Why Lyme disease bacteria and other pathogens don't kill the ticks they infect

Ticks may transmit dangerous pathogens, such as the bacterium that causes Lyme disease, to humans and cattle. Scientists are one step closer to understanding why the ticks aren't killed by these invaders. John Tann/Flickr Creative Commons

The ancient arthropods we call ticks are a scourge upon humans. The bloodsucking creatures carry bacteria, viruses and parasites that enter our circulatory systems when they latch on to our bodies for a feeding. In particular, the blacklegged tick spreads Lyme disease, a debilitating illness that is difficult to diagnose and treat. Nearly 30,000 people in the U.S. were infected with the Lyme disease bacterium, Borrelia burgdorferi, in 2015.

The fact that ticks aren't killed by Borrelia burgdorferi or any of the other human-harming microbes they host has long puzzled scientists. "No one understands why ticks can transmit so many different pathogens," says Joao Pedra, who studies microbiology and immunology at the University of Maryland School of Medicine.

Pedra wanted to know what was happening inside the tick immune system when such an invader enters the organism. Although much is understood about the immune pathways of disease-carrying mosquitoes—which are not killed by the malaria, dengue, Zika and other pathogens they transmit—the equivalent process inside ticks was a mystery.

Using a technique called RNA interference, Pedra and his colleagues unpacked the tick immune system and found that a gene called IMD, known to encode a key molecule in the mosquito immune system, was absent from the ticks. Several other genes followed the same pattern: essential for mosquito immunity, absent from the tick system.

The researchers also looked at PGRP, another crucial component of the mosquito immune response. It binds to sugar molecules in the cell walls of invading pathogens as part of triggering an immune reaction. PGRP is present in ticks, but it doesn't do anything to an invading bacterium.

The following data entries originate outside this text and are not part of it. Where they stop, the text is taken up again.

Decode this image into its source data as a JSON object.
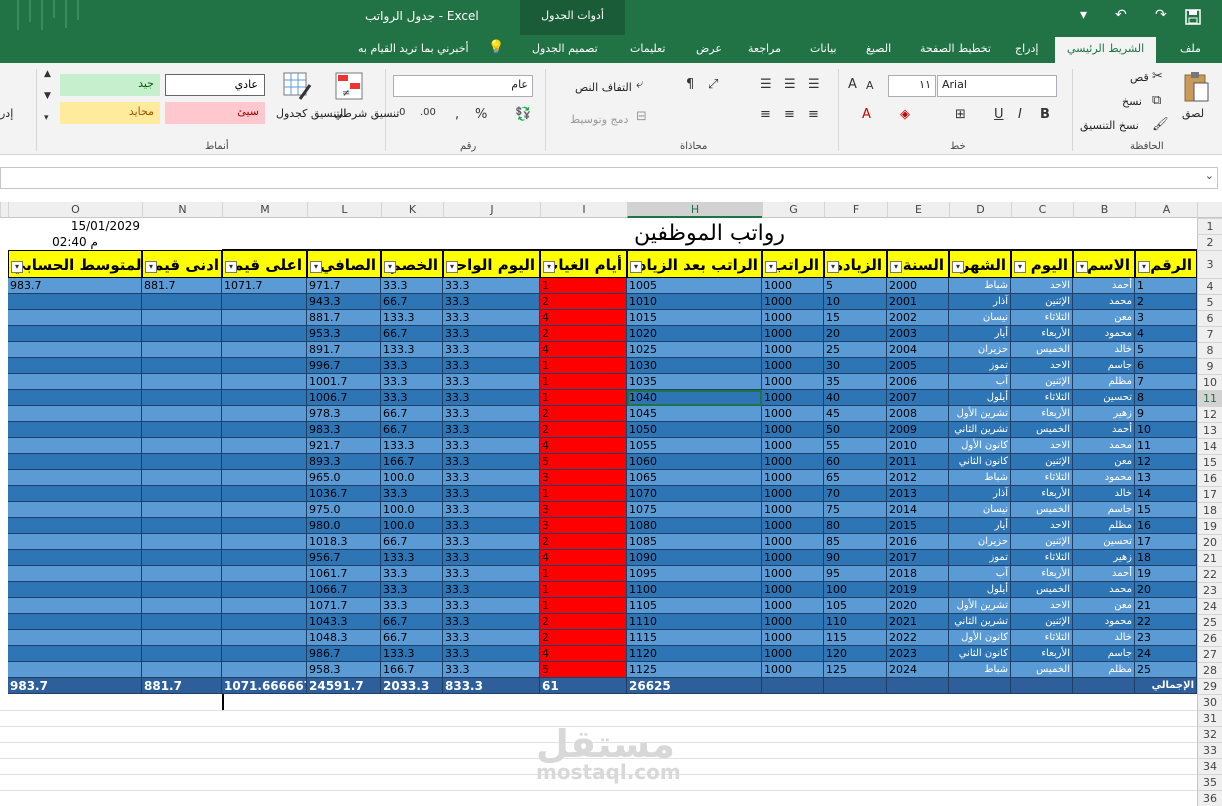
{
  "window": {
    "title": "جدول الرواتب  -  Excel",
    "table_tools_tab": "أدوات الجدول",
    "qat": [
      "save-icon",
      "undo-icon",
      "redo-icon",
      "customize-icon"
    ]
  },
  "tabs": [
    {
      "label": "ملف"
    },
    {
      "label": "الشريط الرئيسي",
      "active": true
    },
    {
      "label": "إدراج"
    },
    {
      "label": "تخطيط الصفحة"
    },
    {
      "label": "الصيغ"
    },
    {
      "label": "بيانات"
    },
    {
      "label": "مراجعة"
    },
    {
      "label": "عرض"
    },
    {
      "label": "تعليمات"
    },
    {
      "label": "تصميم الجدول"
    }
  ],
  "tell_me": "أخبرني بما تريد القيام به",
  "ribbon": {
    "clipboard": {
      "label": "الحافظة",
      "paste": "لصق",
      "cut": "قص",
      "copy": "نسخ",
      "format_painter": "نسخ التنسيق"
    },
    "font": {
      "label": "خط",
      "name": "Arial",
      "size": "١١",
      "bold": "B",
      "italic": "I",
      "underline": "U"
    },
    "alignment": {
      "label": "محاذاة",
      "wrap": "التفاف النص",
      "merge": "دمج وتوسيط"
    },
    "number": {
      "label": "رقم",
      "format": "عام"
    },
    "styles": {
      "label": "أنماط",
      "conditional": "تنسيق شرطي",
      "as_table": "التنسيق كجدول",
      "normal": "عادي",
      "good": "جيد",
      "bad": "سيئ",
      "neutral": "محايد"
    },
    "cells": {
      "insert": "إدر"
    }
  },
  "grid": {
    "columns": [
      "O",
      "N",
      "M",
      "L",
      "K",
      "J",
      "I",
      "H",
      "G",
      "F",
      "E",
      "D",
      "C",
      "B",
      "A"
    ],
    "selected_column": "H",
    "title": "رواتب الموظفين",
    "date": "15/01/2029",
    "time": "م 02:40",
    "headers": {
      "O": "المتوسط الحسابي",
      "N": "ادنى قيمة",
      "M": "اعلى قيمة",
      "L": "الصافي",
      "K": "الخصم",
      "J": "اليوم الواحد",
      "I": "أيام الغياب",
      "H": "الراتب بعد الزيادة",
      "G": "الراتب",
      "F": "الزيادة",
      "E": "السنة",
      "D": "الشهر",
      "C": "اليوم",
      "B": "الاسم",
      "A": "الرقم"
    },
    "summary": {
      "O": "983.7",
      "N": "881.7",
      "M": "1071.7"
    },
    "rows": [
      {
        "A": "1",
        "B": "أحمد",
        "C": "الاحد",
        "D": "شباط",
        "E": "2000",
        "F": "5",
        "G": "1000",
        "H": "1005",
        "I": "1",
        "J": "33.3",
        "K": "33.3",
        "L": "971.7"
      },
      {
        "A": "2",
        "B": "محمد",
        "C": "الإثنين",
        "D": "آذار",
        "E": "2001",
        "F": "10",
        "G": "1000",
        "H": "1010",
        "I": "2",
        "J": "33.3",
        "K": "66.7",
        "L": "943.3"
      },
      {
        "A": "3",
        "B": "معن",
        "C": "الثلاثاء",
        "D": "نيسان",
        "E": "2002",
        "F": "15",
        "G": "1000",
        "H": "1015",
        "I": "4",
        "J": "33.3",
        "K": "133.3",
        "L": "881.7"
      },
      {
        "A": "4",
        "B": "محمود",
        "C": "الأربعاء",
        "D": "أيار",
        "E": "2003",
        "F": "20",
        "G": "1000",
        "H": "1020",
        "I": "2",
        "J": "33.3",
        "K": "66.7",
        "L": "953.3"
      },
      {
        "A": "5",
        "B": "خالد",
        "C": "الخميس",
        "D": "حزيران",
        "E": "2004",
        "F": "25",
        "G": "1000",
        "H": "1025",
        "I": "4",
        "J": "33.3",
        "K": "133.3",
        "L": "891.7"
      },
      {
        "A": "6",
        "B": "جاسم",
        "C": "الاحد",
        "D": "تموز",
        "E": "2005",
        "F": "30",
        "G": "1000",
        "H": "1030",
        "I": "1",
        "J": "33.3",
        "K": "33.3",
        "L": "996.7"
      },
      {
        "A": "7",
        "B": "مظلم",
        "C": "الإثنين",
        "D": "آب",
        "E": "2006",
        "F": "35",
        "G": "1000",
        "H": "1035",
        "I": "1",
        "J": "33.3",
        "K": "33.3",
        "L": "1001.7"
      },
      {
        "A": "8",
        "B": "تحسين",
        "C": "الثلاثاء",
        "D": "أيلول",
        "E": "2007",
        "F": "40",
        "G": "1000",
        "H": "1040",
        "I": "1",
        "J": "33.3",
        "K": "33.3",
        "L": "1006.7"
      },
      {
        "A": "9",
        "B": "زهير",
        "C": "الأربعاء",
        "D": "تشرين الأول",
        "E": "2008",
        "F": "45",
        "G": "1000",
        "H": "1045",
        "I": "2",
        "J": "33.3",
        "K": "66.7",
        "L": "978.3"
      },
      {
        "A": "10",
        "B": "أحمد",
        "C": "الخميس",
        "D": "تشرين الثاني",
        "E": "2009",
        "F": "50",
        "G": "1000",
        "H": "1050",
        "I": "2",
        "J": "33.3",
        "K": "66.7",
        "L": "983.3"
      },
      {
        "A": "11",
        "B": "محمد",
        "C": "الاحد",
        "D": "كانون الأول",
        "E": "2010",
        "F": "55",
        "G": "1000",
        "H": "1055",
        "I": "4",
        "J": "33.3",
        "K": "133.3",
        "L": "921.7"
      },
      {
        "A": "12",
        "B": "معن",
        "C": "الإثنين",
        "D": "كانون الثاني",
        "E": "2011",
        "F": "60",
        "G": "1000",
        "H": "1060",
        "I": "5",
        "J": "33.3",
        "K": "166.7",
        "L": "893.3"
      },
      {
        "A": "13",
        "B": "محمود",
        "C": "الثلاثاء",
        "D": "شباط",
        "E": "2012",
        "F": "65",
        "G": "1000",
        "H": "1065",
        "I": "3",
        "J": "33.3",
        "K": "100.0",
        "L": "965.0"
      },
      {
        "A": "14",
        "B": "خالد",
        "C": "الأربعاء",
        "D": "آذار",
        "E": "2013",
        "F": "70",
        "G": "1000",
        "H": "1070",
        "I": "1",
        "J": "33.3",
        "K": "33.3",
        "L": "1036.7"
      },
      {
        "A": "15",
        "B": "جاسم",
        "C": "الخميس",
        "D": "نيسان",
        "E": "2014",
        "F": "75",
        "G": "1000",
        "H": "1075",
        "I": "3",
        "J": "33.3",
        "K": "100.0",
        "L": "975.0"
      },
      {
        "A": "16",
        "B": "مظلم",
        "C": "الاحد",
        "D": "أيار",
        "E": "2015",
        "F": "80",
        "G": "1000",
        "H": "1080",
        "I": "3",
        "J": "33.3",
        "K": "100.0",
        "L": "980.0"
      },
      {
        "A": "17",
        "B": "تحسين",
        "C": "الإثنين",
        "D": "حزيران",
        "E": "2016",
        "F": "85",
        "G": "1000",
        "H": "1085",
        "I": "2",
        "J": "33.3",
        "K": "66.7",
        "L": "1018.3"
      },
      {
        "A": "18",
        "B": "زهير",
        "C": "الثلاثاء",
        "D": "تموز",
        "E": "2017",
        "F": "90",
        "G": "1000",
        "H": "1090",
        "I": "4",
        "J": "33.3",
        "K": "133.3",
        "L": "956.7"
      },
      {
        "A": "19",
        "B": "أحمد",
        "C": "الأربعاء",
        "D": "آب",
        "E": "2018",
        "F": "95",
        "G": "1000",
        "H": "1095",
        "I": "1",
        "J": "33.3",
        "K": "33.3",
        "L": "1061.7"
      },
      {
        "A": "20",
        "B": "محمد",
        "C": "الخميس",
        "D": "أيلول",
        "E": "2019",
        "F": "100",
        "G": "1000",
        "H": "1100",
        "I": "1",
        "J": "33.3",
        "K": "33.3",
        "L": "1066.7"
      },
      {
        "A": "21",
        "B": "معن",
        "C": "الاحد",
        "D": "تشرين الأول",
        "E": "2020",
        "F": "105",
        "G": "1000",
        "H": "1105",
        "I": "1",
        "J": "33.3",
        "K": "33.3",
        "L": "1071.7"
      },
      {
        "A": "22",
        "B": "محمود",
        "C": "الإثنين",
        "D": "تشرين الثاني",
        "E": "2021",
        "F": "110",
        "G": "1000",
        "H": "1110",
        "I": "2",
        "J": "33.3",
        "K": "66.7",
        "L": "1043.3"
      },
      {
        "A": "23",
        "B": "خالد",
        "C": "الثلاثاء",
        "D": "كانون الأول",
        "E": "2022",
        "F": "115",
        "G": "1000",
        "H": "1115",
        "I": "2",
        "J": "33.3",
        "K": "66.7",
        "L": "1048.3"
      },
      {
        "A": "24",
        "B": "جاسم",
        "C": "الأربعاء",
        "D": "كانون الثاني",
        "E": "2023",
        "F": "120",
        "G": "1000",
        "H": "1120",
        "I": "4",
        "J": "33.3",
        "K": "133.3",
        "L": "986.7"
      },
      {
        "A": "25",
        "B": "مظلم",
        "C": "الخميس",
        "D": "شباط",
        "E": "2024",
        "F": "125",
        "G": "1000",
        "H": "1125",
        "I": "5",
        "J": "33.3",
        "K": "166.7",
        "L": "958.3"
      }
    ],
    "totals": {
      "A": "الإجمالي",
      "H": "26625",
      "I": "61",
      "J": "833.3",
      "K": "2033.3",
      "L": "24591.7",
      "M": "1071.666667",
      "N": "881.7",
      "O": "983.7"
    },
    "row_numbers": [
      "1",
      "2",
      "3",
      "4",
      "5",
      "6",
      "7",
      "8",
      "9",
      "10",
      "11",
      "12",
      "13",
      "14",
      "15",
      "16",
      "17",
      "18",
      "19",
      "20",
      "21",
      "22",
      "23",
      "24",
      "25",
      "26",
      "27",
      "28",
      "29",
      "30",
      "31",
      "32",
      "33",
      "34",
      "35",
      "36"
    ],
    "selected_row": "11",
    "active_cell_row": 8,
    "active_cell_col": "H",
    "colors": {
      "row_light": "#5b9bd5",
      "row_dark": "#2e75b6",
      "absent": "#ff0000",
      "header": "#ffff00",
      "excel_green": "#217346"
    }
  },
  "watermark": {
    "ar": "مستقل",
    "en": "mostaql.com"
  }
}
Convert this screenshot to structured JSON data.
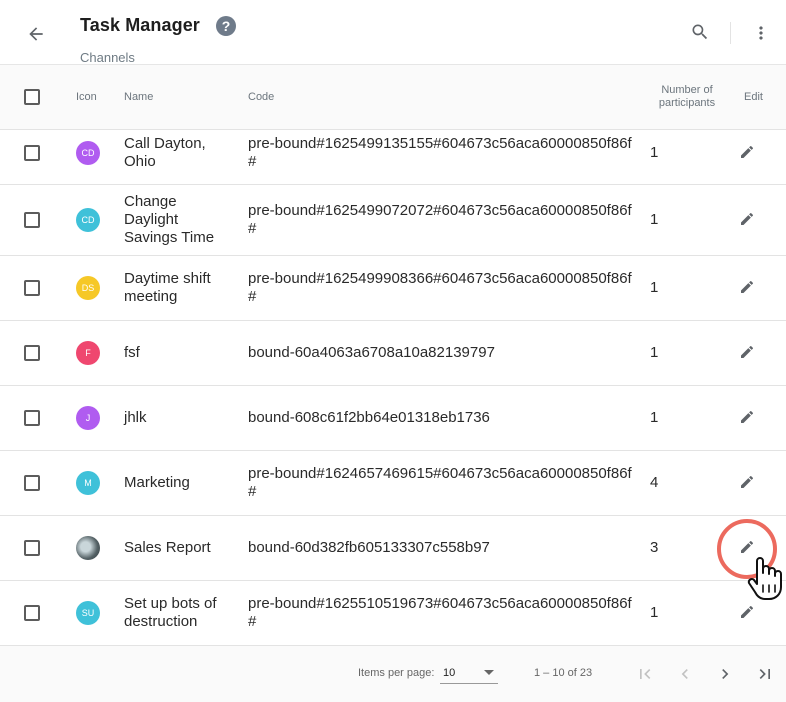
{
  "header": {
    "title": "Task Manager",
    "help": "?",
    "subtitle": "Channels"
  },
  "columns": {
    "icon": "Icon",
    "name": "Name",
    "code": "Code",
    "participants": "Number of participants",
    "edit": "Edit"
  },
  "rows": [
    {
      "initials": "CD",
      "avatar_color": "#b05cf0",
      "name": "Call Dayton, Ohio",
      "code": "pre-bound#1625499135155#604673c56aca60000850f86f#",
      "participants": "1"
    },
    {
      "initials": "CD",
      "avatar_color": "#3fc1d9",
      "name": "Change Daylight Savings Time",
      "code": "pre-bound#1625499072072#604673c56aca60000850f86f#",
      "participants": "1"
    },
    {
      "initials": "DS",
      "avatar_color": "#f6c827",
      "name": "Daytime shift meeting",
      "code": "pre-bound#1625499908366#604673c56aca60000850f86f#",
      "participants": "1"
    },
    {
      "initials": "F",
      "avatar_color": "#ef476f",
      "name": "fsf",
      "code": "bound-60a4063a6708a10a82139797",
      "participants": "1"
    },
    {
      "initials": "J",
      "avatar_color": "#b05cf0",
      "name": "jhlk",
      "code": "bound-608c61f2bb64e01318eb1736",
      "participants": "1"
    },
    {
      "initials": "M",
      "avatar_color": "#3fc1d9",
      "name": "Marketing",
      "code": "pre-bound#1624657469615#604673c56aca60000850f86f#",
      "participants": "4"
    },
    {
      "initials": "",
      "avatar_color": "#7d8a8e",
      "name": "Sales Report",
      "code": "bound-60d382fb605133307c558b97",
      "participants": "3"
    },
    {
      "initials": "SU",
      "avatar_color": "#3fc1d9",
      "name": "Set up bots of destruction",
      "code": "pre-bound#1625510519673#604673c56aca60000850f86f#",
      "participants": "1"
    }
  ],
  "pagination": {
    "items_per_page_label": "Items per page:",
    "items_per_page": "10",
    "range": "1 – 10 of 23"
  },
  "colors": {
    "accent_ring": "#ec6a5e",
    "icon_gray": "#5f6368"
  }
}
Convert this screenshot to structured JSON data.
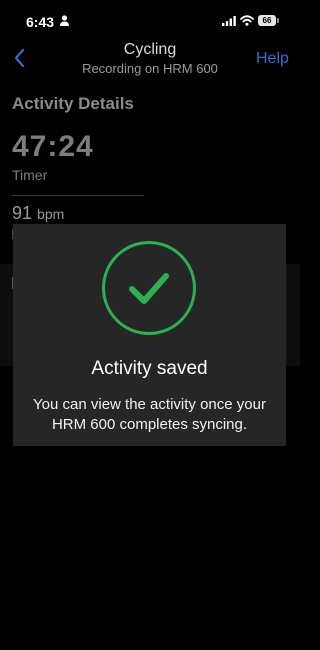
{
  "status_bar": {
    "time": "6:43",
    "battery": "66"
  },
  "nav": {
    "title": "Cycling",
    "subtitle": "Recording on HRM 600",
    "help": "Help"
  },
  "activity": {
    "section_title": "Activity Details",
    "timer_value": "47:24",
    "timer_label": "Timer",
    "heart_rate_value": "91",
    "heart_rate_unit": "bpm"
  },
  "modal": {
    "title": "Activity saved",
    "message": "You can view the activity once your HRM 600 completes syncing."
  },
  "colors": {
    "success": "#2bb24c",
    "link": "#2f6fd1",
    "modal_bg": "#262626"
  }
}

More mysterious still was their discovery that the pathway to which IMD, PGRP and other mosquito immunity molecules are linked—the immunodeficiency, or IMD, pathway—was also active in ticks. So the route along which immune signals travel is similar but the exact mechanisms are different.

A closer look revealed that rather than focusing on sugar as the sign of a foreign invader, the tick immune system responds to lipids, or fat cells. In particular, two lipid molecules known as POPG and PODAG activated the IMD pathway in ticks.

The study was published Tuesday in Nature Communications.

Why would the tick immune system home in on fat molecules? Anni Kleino, who researches infectious diseases at the University of Massachusetts Medical School, studying in particular the IMD pathway in fruit flies, points out that Borrelia burgdorferi does not contain the cell wall sugar attacked by the mosquito immune system. Rather, this bacterium uses lipids to keep its structure intact. The role of lipids in the tick immune response may indicate that this arthropod is uniquely adapted to handle the bacteria.

Pedra speculates that the tick does not completely expel the Lyme-carrying bacteria because, for the tick, it is not a pathogen. Rather, the bacteria contain an antifreeze protein that may enable the tick to survive cold weather.

The different immune mechanisms emphasize the evolutionary distance between mosquitoes (and other insects) and ticks, which are more closely related to spiders and scorpions. "Ticks and insects are about 500 million years apart in evolution," says Pedra. "It's the same thing as comparing humans to fish."

As for whether this laboratory science could assist in halting the spread of Lyme disease, Pedra thinks it might be possible to alter the tick genome to strengthen its immune response. By doing so, the tick could be forced to eradicate the pathogens that seep into our bodies when ticks feast on our blood.

"We're several years away from this," he says, "but it's nice to think about."